Sarebbe utile sapere dalla sinistra in guerra quali risultati abbia raggiunto finora di quelli dichiarati in partenza. I talebani dilagano nei due terzi del paese, rioccupano le aree da poco conquistate dalle truppe Usa e Nato, Karzai - che tratta separatamente con i talebani - è stato eletto con i brogli e le ultime elezioni sono state disertate, i soldati afghani sono impreparati e infiltrati, il conflitto si è esteso al Pakistan, i signori della guerra comandano, l'obiettivo attuale è comprare i talebani, i civili sono il target dei raid aerei e dei droni.
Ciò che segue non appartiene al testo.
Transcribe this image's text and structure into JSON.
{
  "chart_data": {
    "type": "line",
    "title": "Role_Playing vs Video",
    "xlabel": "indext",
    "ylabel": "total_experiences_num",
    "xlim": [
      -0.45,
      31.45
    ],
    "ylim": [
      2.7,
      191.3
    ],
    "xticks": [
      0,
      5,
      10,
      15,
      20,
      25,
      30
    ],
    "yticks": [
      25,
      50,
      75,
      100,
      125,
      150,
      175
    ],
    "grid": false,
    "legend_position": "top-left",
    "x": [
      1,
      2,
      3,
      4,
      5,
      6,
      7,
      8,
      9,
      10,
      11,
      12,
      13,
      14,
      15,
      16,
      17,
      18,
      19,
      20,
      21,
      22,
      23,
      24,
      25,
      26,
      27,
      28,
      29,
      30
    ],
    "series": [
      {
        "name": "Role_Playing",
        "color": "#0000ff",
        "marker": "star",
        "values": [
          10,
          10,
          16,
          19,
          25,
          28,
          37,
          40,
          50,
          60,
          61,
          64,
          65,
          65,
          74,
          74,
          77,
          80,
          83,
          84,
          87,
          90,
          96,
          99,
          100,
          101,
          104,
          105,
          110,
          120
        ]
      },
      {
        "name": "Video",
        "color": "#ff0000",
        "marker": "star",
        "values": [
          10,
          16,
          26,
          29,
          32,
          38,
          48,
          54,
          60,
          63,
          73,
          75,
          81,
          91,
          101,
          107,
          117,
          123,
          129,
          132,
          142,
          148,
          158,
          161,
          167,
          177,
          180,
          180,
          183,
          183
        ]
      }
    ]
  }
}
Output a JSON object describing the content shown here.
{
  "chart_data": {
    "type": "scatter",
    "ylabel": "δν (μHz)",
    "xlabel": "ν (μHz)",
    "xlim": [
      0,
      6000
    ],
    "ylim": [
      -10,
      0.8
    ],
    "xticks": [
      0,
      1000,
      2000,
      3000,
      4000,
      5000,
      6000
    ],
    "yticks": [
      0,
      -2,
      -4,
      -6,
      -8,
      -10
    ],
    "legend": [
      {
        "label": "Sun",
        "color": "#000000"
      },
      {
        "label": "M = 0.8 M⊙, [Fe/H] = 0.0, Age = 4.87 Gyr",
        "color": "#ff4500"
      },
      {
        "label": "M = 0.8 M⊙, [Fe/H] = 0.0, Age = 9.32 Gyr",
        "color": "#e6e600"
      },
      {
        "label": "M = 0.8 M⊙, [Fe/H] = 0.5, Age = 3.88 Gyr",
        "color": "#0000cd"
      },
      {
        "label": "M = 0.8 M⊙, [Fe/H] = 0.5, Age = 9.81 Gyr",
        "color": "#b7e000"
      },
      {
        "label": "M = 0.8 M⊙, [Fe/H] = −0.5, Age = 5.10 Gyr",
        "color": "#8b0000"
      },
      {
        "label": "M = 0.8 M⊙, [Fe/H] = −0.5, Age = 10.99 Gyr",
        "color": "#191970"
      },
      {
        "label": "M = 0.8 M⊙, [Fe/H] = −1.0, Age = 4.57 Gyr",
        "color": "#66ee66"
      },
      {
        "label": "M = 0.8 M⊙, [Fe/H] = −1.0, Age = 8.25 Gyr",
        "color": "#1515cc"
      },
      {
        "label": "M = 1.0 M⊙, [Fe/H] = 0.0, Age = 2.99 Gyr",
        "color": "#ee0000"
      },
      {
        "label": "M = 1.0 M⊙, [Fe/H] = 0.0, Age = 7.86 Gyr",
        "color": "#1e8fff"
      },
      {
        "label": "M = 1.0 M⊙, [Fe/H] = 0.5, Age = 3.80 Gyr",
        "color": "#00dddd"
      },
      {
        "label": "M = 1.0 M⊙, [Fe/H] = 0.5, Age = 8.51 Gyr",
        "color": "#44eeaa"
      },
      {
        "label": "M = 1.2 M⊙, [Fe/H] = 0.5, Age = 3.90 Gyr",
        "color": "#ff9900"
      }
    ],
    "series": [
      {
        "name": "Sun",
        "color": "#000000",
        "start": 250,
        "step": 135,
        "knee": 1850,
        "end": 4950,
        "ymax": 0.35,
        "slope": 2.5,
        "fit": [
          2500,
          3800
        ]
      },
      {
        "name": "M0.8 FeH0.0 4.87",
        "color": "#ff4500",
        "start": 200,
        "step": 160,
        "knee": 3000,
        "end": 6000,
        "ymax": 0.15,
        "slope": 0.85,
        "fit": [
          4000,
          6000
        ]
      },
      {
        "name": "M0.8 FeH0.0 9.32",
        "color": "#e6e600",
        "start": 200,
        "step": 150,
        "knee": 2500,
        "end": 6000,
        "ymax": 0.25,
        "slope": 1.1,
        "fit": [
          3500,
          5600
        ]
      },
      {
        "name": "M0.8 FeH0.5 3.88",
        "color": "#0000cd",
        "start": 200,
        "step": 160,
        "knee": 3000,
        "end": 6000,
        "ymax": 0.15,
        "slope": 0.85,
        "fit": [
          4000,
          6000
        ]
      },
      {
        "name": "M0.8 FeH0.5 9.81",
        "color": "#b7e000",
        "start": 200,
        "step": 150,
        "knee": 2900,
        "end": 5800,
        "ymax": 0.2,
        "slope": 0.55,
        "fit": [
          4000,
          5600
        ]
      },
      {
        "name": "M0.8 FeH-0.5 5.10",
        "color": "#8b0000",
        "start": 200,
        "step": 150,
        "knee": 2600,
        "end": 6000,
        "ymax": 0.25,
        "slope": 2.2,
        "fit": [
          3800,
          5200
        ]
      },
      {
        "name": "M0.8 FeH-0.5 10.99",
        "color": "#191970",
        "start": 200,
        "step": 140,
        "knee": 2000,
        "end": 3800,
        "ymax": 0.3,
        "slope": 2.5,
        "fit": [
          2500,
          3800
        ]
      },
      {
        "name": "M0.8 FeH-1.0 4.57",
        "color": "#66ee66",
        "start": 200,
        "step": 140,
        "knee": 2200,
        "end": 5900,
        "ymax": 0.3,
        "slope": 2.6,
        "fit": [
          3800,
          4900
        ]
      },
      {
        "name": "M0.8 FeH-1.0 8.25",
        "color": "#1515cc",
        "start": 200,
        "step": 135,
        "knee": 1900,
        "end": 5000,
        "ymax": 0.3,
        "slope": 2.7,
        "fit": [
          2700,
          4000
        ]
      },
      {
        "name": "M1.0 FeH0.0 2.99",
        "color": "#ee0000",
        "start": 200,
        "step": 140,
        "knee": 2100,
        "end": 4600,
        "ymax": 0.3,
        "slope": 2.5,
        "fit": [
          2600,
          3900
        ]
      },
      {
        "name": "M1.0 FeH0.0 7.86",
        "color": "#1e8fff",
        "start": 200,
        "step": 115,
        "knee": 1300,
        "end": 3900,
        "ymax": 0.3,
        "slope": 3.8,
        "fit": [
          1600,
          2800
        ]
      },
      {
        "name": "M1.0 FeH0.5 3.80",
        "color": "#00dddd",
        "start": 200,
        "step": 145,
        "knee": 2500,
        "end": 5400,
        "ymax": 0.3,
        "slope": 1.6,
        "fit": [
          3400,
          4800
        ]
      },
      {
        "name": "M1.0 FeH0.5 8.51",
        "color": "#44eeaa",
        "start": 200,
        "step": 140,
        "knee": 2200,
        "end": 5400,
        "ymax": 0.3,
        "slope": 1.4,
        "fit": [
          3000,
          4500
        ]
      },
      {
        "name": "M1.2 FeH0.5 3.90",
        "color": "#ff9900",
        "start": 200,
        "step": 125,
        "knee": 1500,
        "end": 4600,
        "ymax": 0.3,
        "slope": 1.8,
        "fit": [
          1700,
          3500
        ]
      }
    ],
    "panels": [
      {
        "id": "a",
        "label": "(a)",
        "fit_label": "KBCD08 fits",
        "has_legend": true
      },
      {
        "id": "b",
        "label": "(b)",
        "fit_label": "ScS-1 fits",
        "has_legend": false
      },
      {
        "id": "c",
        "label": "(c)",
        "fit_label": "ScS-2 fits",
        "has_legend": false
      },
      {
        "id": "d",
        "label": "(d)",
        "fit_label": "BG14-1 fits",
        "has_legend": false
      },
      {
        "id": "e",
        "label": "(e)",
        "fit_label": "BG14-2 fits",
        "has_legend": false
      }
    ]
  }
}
A proposito di vigliaccheria degli agguati talebani, come definire l'azione di scaricare sui villaggi, in anonimato d'alta quota, tonnellate di Cruise e cluster bomb intelligenti perché rientrano nei target definiti a migliaia di chilometri di distanza, nel centro di comando di Tampa in Arizona? Il politically correct degli «italiani brava gente» non funziona più. Il ministro La Russa chiede al parlamento che gli aerei Amx siano armati di bombe, ma la verità è che noi già siamo protagonisti della guerra aerea afghana con il ruolo degli alti ufficiali italiani che decidono i raid aerei nel comando unificato di Tampa.
In effetti, di un mausoleo ci sarebbe bisogno: per le vittime civili. Fin dalla guerra «umanitaria» jugoslava, dove i raid della Nato provocarono 3.500 vittime civili secondo il nuovo governo di Belgrado. Fassino le ha dimenticate, La Russa si fa forte di questa dimenticanza. E la moltiplica, con le vittime civili della guerra «cattiva» all'Iraq, e con quelle bipartisan in Afghanistan. Sono decine e decine di migliaia dicono le stime degli organismi umanitari e dell'Onu. È la consapevolezza oggettiva di questo crimine che terrà lontano il terrorismo da casa nostra o non è piuttosto il contrario, come avverte lo stesso Obama? Non sono ormai in sopravanzo la conta dei morti e il principio di vendetta che hanno ispirato l'attacco all'Afghanistan dopo l'11 settembre?
Il rispetto che dobbiamo ai militari italiani caduti è reale solo se esercitiamo il coraggio della verità. Sono morti per salvare un'alleanza militare che non ha più ragione di esistere ma che rappresenta, dentro la crisi, l'unica consistenza materiale dell'Occidente dopo l'89. E noi dichiariamo che non voteremo più per partiti di sinistra o per una coalizione di centrosinistra che non rispetti, non solo a parole, l'articolo 11 della Costituzione.